Akhirnya, kumasuki kota Baghdad dan tinggal di sana selama beberapa hari. Namun, aku tak tahan menyaksikan kemaksiatan, keseatana dan kelicikan yang merajalela di kota itu. Agar terhindar dari pengaruh buruknya, aku pergi meninggalkan Bagdad dengan hanya membawa al-Qur’an.

Namun, ketika di gerbang kota itu untuk kembali menyendiri di padang sahara, kudengar satu suara berbisik, “Kemana kau akan pergi?” katanya, “Kembalilah, kau harus menolong masyarakat.”

“Kenapa harus kupedulikan orang-orang bobrok itu?” seruku lantang, “Aku harus melindungi imanku.”

“Kembalilah, dan jangan khawatirkan imanmu,” Bisikan suar itu terdengar lagi. “Tak ada sesuatu pun yang akan membahayakan dirimu.”

Aku tak dapat melihat siapa gerangan yang bicara itu.

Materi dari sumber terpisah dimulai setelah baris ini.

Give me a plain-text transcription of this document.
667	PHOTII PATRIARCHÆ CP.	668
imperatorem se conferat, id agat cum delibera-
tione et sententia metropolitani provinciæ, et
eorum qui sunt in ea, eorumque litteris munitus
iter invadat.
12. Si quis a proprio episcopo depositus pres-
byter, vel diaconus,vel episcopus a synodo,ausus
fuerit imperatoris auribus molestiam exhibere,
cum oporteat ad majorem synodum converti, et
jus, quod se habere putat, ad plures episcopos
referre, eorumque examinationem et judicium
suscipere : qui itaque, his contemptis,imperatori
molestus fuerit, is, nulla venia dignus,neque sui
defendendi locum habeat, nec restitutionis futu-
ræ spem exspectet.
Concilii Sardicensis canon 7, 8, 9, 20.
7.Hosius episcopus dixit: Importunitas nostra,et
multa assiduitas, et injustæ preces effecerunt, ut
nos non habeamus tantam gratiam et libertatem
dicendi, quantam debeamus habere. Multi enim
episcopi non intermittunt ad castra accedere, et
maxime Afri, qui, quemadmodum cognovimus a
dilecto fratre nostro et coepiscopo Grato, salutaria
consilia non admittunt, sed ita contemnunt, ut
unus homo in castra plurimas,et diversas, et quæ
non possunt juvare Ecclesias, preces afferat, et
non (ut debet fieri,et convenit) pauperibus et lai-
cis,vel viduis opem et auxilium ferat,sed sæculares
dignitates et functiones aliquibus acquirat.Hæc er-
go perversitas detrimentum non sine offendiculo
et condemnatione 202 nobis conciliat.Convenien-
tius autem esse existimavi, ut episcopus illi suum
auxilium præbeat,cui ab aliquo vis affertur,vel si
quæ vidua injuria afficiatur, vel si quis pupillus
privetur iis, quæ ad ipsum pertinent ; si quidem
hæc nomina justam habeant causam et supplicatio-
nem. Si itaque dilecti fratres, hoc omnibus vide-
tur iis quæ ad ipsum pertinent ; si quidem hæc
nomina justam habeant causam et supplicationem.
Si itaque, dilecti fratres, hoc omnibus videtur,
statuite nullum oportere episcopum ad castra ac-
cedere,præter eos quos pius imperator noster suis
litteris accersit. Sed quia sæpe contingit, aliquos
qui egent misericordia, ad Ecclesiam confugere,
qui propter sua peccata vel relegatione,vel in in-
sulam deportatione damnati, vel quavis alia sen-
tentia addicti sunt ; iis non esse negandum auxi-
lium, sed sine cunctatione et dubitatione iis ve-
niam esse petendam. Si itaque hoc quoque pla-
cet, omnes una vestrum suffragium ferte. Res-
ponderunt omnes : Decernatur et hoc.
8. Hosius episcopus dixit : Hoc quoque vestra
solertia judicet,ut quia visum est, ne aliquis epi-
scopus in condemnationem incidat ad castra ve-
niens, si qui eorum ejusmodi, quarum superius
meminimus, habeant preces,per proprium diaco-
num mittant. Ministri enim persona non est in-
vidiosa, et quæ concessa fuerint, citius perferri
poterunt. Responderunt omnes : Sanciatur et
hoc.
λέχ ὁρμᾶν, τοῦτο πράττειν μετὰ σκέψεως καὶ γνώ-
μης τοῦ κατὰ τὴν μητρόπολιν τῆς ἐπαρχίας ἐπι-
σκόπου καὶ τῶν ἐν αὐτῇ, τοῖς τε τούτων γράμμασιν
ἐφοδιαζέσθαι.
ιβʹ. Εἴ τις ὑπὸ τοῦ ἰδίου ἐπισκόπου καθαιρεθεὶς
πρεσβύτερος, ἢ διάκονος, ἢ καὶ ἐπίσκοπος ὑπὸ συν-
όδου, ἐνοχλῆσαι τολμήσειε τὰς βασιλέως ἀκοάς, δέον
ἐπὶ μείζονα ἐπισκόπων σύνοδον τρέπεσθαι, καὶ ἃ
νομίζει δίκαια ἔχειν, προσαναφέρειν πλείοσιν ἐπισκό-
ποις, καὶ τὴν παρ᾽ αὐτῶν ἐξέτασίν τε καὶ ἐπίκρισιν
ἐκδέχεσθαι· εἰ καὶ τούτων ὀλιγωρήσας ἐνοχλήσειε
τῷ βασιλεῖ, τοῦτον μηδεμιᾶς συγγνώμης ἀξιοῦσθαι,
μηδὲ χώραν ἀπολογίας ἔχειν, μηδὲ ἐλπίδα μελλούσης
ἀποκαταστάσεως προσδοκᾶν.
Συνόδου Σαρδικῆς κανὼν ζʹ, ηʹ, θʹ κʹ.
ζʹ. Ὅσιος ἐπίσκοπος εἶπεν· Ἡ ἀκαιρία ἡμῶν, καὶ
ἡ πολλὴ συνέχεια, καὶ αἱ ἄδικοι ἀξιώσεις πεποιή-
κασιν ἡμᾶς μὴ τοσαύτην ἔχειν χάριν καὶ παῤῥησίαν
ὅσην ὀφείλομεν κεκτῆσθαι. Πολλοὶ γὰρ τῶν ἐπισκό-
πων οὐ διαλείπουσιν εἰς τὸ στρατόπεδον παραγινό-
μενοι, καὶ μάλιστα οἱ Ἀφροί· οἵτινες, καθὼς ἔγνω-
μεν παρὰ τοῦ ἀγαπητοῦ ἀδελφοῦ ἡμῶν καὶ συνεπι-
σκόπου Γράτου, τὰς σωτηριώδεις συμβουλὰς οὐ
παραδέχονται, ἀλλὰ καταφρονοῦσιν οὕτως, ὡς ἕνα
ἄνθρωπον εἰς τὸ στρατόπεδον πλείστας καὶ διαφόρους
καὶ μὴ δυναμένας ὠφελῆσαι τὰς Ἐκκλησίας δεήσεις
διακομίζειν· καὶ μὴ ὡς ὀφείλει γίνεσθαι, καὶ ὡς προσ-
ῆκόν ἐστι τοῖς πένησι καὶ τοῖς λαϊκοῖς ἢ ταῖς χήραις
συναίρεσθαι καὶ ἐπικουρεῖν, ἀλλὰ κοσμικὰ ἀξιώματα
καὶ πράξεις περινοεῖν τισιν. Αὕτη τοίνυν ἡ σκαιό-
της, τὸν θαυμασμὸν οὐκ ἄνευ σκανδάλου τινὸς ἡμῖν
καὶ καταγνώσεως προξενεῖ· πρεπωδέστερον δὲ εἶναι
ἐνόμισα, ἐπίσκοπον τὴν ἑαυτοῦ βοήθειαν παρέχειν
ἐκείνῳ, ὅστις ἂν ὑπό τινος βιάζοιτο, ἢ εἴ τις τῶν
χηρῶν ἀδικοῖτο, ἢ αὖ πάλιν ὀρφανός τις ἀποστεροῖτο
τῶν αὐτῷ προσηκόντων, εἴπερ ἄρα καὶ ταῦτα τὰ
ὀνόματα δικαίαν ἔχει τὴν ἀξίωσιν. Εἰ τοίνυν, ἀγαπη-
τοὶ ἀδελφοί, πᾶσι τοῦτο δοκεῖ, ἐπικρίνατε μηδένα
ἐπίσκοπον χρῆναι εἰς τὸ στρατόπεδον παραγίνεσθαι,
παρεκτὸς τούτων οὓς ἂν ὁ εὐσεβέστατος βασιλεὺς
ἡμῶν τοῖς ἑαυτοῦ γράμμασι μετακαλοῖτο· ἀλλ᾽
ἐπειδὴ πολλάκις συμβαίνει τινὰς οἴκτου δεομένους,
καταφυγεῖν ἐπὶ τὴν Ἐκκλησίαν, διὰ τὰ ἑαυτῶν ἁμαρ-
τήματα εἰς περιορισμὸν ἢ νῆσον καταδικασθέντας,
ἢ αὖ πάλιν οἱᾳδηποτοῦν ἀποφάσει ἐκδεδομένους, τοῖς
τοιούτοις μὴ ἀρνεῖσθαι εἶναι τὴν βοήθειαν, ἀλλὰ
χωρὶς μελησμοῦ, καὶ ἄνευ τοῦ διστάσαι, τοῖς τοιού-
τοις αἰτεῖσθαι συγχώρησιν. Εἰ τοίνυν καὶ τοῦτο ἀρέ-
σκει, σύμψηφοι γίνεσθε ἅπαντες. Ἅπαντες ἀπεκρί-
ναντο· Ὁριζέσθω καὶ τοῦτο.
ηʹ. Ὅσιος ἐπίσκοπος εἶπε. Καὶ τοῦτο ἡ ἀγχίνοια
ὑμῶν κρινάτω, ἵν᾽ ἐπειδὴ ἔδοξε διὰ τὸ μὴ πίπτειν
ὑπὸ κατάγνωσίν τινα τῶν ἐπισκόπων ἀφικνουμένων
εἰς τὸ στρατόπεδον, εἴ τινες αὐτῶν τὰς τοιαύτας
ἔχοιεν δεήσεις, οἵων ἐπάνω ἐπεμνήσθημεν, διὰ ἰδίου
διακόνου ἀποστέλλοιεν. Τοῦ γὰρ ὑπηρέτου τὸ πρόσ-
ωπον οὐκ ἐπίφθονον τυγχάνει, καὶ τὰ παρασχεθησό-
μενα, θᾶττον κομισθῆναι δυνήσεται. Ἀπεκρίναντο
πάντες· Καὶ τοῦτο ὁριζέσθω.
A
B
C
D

Kemudian sesuatu terjadi atas diriku. Entah apa yang mendorongku, tiba-tiba aku bertafakur. Seharian aku berdoa kepada Allah, semoga Dia berkenan membukakan tabir diriku sehingga mengetahui apa yang harus kulakukan.
Hari berikutnya, ketika aku mengembara di pinggiran Bagdad, di sekitar Muzfariyah, seorang lelaki, yang tak pernah kukenal sebelumnya, membuka pintu rumahnya dan memanggilku, “Hai Abdul Qadir!”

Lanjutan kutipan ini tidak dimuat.